Climate change will have the greatest impact on those living in poverty, according to a UN expert, but also threatens democracy and human rights.

This comes a day after the UN Special Rapporteur on extreme poverty and human rights Philip Alston had published his own report into poverty and climate change, with food insecurity a huge part of his findings.

Dr Alston, who is due to present his findings on UK poverty the UN’s Human Rights Council this week, warned that the worsening environmental crisis could leave the poorest people across the world forced to choose between starvation and migration.

He said: “Even if current targets are met, tens of millions will be impoverished, leading to widespread displacement and hunger.”

The Big Issue looked into the state of food poverty in the UK earlier this year, including investigating how Alston’s UK findings can be taken on to sustainably end hunger in the UK.

That will be on the agenda for the new “farm to fork” food review that was announced on Thursday.
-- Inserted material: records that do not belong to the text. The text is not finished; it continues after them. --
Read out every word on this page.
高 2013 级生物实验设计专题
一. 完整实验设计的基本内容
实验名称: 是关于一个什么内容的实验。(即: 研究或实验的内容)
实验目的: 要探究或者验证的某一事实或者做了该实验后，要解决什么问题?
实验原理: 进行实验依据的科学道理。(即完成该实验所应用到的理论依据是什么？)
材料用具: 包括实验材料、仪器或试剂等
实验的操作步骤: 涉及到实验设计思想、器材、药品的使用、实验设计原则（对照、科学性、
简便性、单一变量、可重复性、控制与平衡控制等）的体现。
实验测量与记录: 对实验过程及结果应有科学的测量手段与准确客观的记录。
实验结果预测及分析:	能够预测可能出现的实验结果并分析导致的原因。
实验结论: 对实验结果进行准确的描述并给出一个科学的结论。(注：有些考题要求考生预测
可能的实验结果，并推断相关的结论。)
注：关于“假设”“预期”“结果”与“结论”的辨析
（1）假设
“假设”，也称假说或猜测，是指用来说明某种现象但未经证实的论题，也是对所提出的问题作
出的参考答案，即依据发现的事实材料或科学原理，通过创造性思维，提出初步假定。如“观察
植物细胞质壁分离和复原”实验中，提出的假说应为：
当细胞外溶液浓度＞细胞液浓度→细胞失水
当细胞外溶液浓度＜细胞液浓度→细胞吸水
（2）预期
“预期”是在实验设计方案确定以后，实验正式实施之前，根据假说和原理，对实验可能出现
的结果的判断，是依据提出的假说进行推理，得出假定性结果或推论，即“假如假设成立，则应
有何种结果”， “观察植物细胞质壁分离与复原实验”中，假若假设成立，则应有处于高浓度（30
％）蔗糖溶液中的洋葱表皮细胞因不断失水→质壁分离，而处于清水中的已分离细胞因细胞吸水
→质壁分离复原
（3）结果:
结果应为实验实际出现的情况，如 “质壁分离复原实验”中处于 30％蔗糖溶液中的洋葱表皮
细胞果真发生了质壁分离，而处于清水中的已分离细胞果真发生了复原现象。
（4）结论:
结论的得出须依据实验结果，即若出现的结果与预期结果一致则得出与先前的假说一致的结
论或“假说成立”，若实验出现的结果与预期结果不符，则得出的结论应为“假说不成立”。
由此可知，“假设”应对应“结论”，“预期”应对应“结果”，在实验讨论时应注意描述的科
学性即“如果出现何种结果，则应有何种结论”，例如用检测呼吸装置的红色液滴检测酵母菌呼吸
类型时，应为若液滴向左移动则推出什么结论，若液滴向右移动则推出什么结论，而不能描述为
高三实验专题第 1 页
Environment Secretary Michael Gove has appointed Henry Dimbleby to carry out an investigation into the UK’s whole food system to create a National Food Strategy to be published next year.

Anna Taylor, executive director of the Food Foundation, said: “Today’s pledge to develop a ground-breaking new National Food Strategy will send a signal to the world that our food system needs radical reform in order to reign in its devastating impacts on our health and our planet.

“Let’s hope the businesses which put food on our plates see this as an exciting opportunity to be part of the solution.”